Sex For Money is a semi-regular blog series about my experiences in writing, publishing, and marketing gay erotica and M/M erotic romance. All of this information is from my own experience, so your experience may differ. It’s hoped that sharing this information might be helpful to new and aspiring erotica and erotic romance authors, as I see a lot of questions and a lot of misinformation out there. To read more Sex For Money posts, click here.
Anybody who has self-published and read the fine print of the contract between publisher and vendor website will know that there’s always a clause that the price must be no higher than elsewhere. Each site that an author publishes to wants to have the books listed at a price that is competitive with all other vendors.
Usually, this isn’t a problem. If an author prices their work at $2.99, they do so on all sites that they upload to.
However, there are two notoriously difficult factors in this.
The first is that Amazon scours the web for your products and, if it finds your book elsewhere for cheaper, it will automatically lower the price of your product on their site so that it is competitive with the lowest price it can find. It does this without your permission and, from what I’ve heard, is almost impossible to undo. They’ll either undo it on their own, or they may accommodate your request to do so, but it’s more likely they’ll leave it at that lowered price and, if ever, raise it at their leisure.
The second is that Google Play will automatically discount books above a certain price. There is no set percentage that they take off of a book’s price, but rather there is a range of percentages. (This forum post gives you a good idea of the spread of discounts.) If an author’s not careful, their book will be discounted by Google Play, making it cheaper than anywhere else. And when Amazon catches on, their prices get lowered. Authors have lost tons of money over this.
The strategy that authors take, including myself, is to price books on Google Play much higher so that the automatic discount brings it down to close to regular price. However, while that forum post linked above is an excellent guide to the discounts, I find Google Play will make random deviations of a percentage point or two in their discounts. The only real way to fix it is to set the price to what you think is appropriate, give it a couple hours to change the price throughout their system, then check up on it by accessing it through the storefront… then go back into the publisher portal and adjust the price accordingly and waiting a few hours to see if it’s correct. It can take several tries, I’ve found, to get it right.
Even if this goes smoothly, there are still problems now and then. I noticed on Amazon (accessing the .com version from Canada, so your results may differ) that Men In The Hot Room: The Complete Series is priced at $1.95 USD, despite me setting it at $1.99 USD. The only explanation I can come up with is that Google Play has my book priced just under $1.99 USD and Amazon has price matched.
But here’s where it gets difficult (for non-Americans).
Presumably, all of this price adjustment stuff is based on the American prices on the American sites.
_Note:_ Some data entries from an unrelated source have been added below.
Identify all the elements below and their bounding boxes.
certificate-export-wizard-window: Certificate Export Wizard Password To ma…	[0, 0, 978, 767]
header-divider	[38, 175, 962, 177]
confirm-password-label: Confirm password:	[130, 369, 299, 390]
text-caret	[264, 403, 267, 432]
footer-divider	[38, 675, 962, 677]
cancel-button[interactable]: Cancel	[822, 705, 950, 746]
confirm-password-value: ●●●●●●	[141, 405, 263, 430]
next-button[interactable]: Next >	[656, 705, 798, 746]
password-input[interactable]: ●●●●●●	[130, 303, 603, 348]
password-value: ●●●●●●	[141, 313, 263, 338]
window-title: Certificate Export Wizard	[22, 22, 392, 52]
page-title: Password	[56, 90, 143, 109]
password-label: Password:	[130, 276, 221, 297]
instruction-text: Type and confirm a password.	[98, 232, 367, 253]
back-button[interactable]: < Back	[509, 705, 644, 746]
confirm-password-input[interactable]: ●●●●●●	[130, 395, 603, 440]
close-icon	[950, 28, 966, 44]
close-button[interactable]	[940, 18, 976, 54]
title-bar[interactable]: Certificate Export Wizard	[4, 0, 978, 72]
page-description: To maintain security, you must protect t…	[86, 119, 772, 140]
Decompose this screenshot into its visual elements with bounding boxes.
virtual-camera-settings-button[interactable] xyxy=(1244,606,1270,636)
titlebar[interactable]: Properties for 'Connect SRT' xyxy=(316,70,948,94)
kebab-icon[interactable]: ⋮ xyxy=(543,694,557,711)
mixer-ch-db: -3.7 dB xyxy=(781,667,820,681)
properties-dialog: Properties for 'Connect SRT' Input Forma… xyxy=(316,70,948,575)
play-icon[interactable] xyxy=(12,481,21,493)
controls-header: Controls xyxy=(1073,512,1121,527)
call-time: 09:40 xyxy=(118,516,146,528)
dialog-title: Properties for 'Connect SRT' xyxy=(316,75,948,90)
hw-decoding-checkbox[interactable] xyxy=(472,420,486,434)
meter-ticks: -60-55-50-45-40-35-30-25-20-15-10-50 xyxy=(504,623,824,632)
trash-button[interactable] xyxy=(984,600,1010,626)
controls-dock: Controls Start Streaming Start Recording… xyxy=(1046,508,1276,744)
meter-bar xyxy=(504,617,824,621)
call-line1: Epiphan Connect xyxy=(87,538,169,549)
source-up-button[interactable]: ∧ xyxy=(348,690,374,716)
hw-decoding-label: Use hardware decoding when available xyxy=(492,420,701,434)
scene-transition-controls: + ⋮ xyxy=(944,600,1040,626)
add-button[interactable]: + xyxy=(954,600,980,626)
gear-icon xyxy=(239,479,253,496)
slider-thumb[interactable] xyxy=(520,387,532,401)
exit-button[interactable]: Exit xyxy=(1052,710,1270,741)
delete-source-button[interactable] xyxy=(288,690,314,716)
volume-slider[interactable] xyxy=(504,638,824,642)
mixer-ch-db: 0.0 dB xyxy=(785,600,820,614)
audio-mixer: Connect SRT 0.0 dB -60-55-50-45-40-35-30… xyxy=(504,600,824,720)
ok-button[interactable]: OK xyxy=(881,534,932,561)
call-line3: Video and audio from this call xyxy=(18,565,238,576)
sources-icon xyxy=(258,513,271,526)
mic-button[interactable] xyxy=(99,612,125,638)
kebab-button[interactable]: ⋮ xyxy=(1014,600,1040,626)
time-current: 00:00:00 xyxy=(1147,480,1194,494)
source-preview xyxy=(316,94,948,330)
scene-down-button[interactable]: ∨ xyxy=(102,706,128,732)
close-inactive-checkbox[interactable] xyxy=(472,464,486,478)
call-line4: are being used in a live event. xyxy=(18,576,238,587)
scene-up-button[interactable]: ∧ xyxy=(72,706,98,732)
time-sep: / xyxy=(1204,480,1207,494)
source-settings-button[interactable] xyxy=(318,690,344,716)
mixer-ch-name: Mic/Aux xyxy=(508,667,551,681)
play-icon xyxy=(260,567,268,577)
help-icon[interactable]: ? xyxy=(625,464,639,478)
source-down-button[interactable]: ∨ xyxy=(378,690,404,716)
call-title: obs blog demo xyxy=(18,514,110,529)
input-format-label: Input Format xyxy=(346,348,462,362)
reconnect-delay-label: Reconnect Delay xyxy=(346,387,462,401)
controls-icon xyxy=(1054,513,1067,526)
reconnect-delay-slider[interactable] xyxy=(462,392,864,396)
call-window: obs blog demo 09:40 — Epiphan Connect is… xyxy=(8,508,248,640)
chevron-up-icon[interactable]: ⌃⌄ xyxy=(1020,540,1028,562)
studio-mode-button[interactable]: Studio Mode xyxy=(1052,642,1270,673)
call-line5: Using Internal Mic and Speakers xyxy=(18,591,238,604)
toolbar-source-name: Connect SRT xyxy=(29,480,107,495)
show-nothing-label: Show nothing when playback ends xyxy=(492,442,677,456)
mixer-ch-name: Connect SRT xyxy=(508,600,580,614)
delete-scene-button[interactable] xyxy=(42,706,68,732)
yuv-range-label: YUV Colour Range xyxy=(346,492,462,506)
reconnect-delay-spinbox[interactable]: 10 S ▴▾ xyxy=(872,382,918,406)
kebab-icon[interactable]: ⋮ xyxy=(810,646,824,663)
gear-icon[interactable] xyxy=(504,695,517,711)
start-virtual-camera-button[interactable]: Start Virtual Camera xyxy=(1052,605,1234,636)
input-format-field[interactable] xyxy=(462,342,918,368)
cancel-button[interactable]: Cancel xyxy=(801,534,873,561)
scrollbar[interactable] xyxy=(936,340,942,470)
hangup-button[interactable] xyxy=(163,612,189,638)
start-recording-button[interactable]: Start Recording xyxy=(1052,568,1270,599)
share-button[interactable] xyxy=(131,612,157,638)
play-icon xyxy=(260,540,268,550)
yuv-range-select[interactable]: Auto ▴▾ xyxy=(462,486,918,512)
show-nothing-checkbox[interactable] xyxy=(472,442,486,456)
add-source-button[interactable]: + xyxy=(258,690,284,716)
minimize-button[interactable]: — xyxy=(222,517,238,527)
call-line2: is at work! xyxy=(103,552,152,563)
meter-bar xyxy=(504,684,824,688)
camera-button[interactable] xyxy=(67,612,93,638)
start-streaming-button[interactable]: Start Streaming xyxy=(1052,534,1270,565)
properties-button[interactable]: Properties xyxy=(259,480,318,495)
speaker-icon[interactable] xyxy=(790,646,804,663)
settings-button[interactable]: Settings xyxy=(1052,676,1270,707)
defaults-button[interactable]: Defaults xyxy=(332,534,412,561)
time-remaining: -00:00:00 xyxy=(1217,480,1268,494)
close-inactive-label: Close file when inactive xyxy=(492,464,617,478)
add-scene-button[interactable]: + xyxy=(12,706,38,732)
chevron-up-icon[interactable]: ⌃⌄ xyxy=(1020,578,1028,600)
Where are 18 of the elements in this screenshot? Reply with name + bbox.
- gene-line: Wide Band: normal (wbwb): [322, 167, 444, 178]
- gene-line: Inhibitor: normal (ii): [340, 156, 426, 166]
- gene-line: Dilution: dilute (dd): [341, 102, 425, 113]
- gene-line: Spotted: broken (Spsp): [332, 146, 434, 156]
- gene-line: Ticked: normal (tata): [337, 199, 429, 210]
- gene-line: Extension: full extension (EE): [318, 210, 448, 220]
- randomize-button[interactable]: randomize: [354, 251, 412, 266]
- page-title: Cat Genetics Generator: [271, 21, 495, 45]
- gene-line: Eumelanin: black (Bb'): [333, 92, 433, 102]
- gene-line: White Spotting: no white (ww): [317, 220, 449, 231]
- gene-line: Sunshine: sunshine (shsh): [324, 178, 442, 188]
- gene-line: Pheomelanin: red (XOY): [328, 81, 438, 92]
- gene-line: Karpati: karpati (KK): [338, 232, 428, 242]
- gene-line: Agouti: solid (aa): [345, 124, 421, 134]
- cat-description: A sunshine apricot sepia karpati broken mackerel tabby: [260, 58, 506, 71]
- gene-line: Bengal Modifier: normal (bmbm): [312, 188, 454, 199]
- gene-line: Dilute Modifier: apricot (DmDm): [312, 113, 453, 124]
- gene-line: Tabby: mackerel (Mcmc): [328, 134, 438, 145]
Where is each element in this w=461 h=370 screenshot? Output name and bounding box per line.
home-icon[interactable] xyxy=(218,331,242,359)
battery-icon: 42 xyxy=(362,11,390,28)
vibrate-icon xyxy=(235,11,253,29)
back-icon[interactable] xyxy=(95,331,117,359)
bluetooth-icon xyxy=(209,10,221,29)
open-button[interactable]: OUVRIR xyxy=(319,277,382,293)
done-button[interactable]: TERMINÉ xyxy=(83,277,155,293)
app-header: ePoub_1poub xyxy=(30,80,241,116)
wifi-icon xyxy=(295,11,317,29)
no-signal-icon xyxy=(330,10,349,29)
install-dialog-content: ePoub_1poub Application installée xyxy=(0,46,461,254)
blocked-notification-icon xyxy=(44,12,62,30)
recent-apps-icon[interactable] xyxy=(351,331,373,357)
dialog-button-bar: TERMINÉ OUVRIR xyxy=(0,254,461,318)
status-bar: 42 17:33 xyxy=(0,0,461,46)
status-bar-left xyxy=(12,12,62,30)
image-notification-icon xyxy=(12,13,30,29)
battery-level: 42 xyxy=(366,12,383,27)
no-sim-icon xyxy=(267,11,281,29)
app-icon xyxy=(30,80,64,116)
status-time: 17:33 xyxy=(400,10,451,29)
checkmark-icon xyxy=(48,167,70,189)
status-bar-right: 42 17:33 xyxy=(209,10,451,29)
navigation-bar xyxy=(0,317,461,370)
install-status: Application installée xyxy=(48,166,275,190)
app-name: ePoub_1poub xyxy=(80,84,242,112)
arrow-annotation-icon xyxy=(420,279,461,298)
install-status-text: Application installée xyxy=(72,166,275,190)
When I go to Google Play it shows me Canadian prices. (I have to run everything through a currency converter, which helps me set the right price for Google Play.) However, Google Play seems to have this tendency to display “nice” prices for me in Canada. My short stories are all priced at $0.99 USD. This is below the level where Google Play automatically discounts my prices, so I don’t have to worry about that. Or so I thought. Google Play doesn’t want to show me the correct Canadian-converted price of $1.31 (as of right now). Instead, it shows me $1.09.
$1.09 CAD is equal to $0.82 USD (as of right now). I think Amazon has picked up on this. When I recently checked my Amazon catalogue, nearly all of my short stories were priced at $0.84 or less.
Because of Google Play’s tendency to do whatever-the-hell it wants with book prices, Amazon has subsequently slashed my prices, which cuts into my royalties.
However, I don’t think I’m going to do anything about it. All of my $0.99 short stories are older stories, so at this point I’m glad for any sale. And the royalty change between $0.99 and $0.84 is six cents (for a 35% royalty rate on Amazon). That’s nothing to cry over.
With my more expensive stories — the novellas and novels — the price matching has only taken a few cents off the retail price, which has a negligible effect on royalties.
Additionally, I seem to have the unusual result of Google Play being one of my bigger sellers. Most authors complain of Google Play as being a wasteland for ebooks, where a sale might happen once every few months. For me, sales are not very high, but they rank higher than Smashwords (and through Smashwords I get distributed to iBooks, B&N, Kobo, and more). My top two sales venues are Amazon and All Romance eBooks — they switch first and second place often — and then Google Play is usually close behind. My profits gained on Google Play far outweigh the profits lost on Amazon.
There is a lesson in here, though. An author must always read and understand the terms and conditions of any self-publishing site, as well as research everything they can on the industry. (I usually lurk and read the erotica authors Reddit, but don’t post there. There’s tons of good info there.) An author must also be adaptable and responsive — quick to change prices if need be, always looking for new revenue streams in case profits dwindle on a regular site, and be willing to experiment to find out what path in erotica self-publishing works best for that person.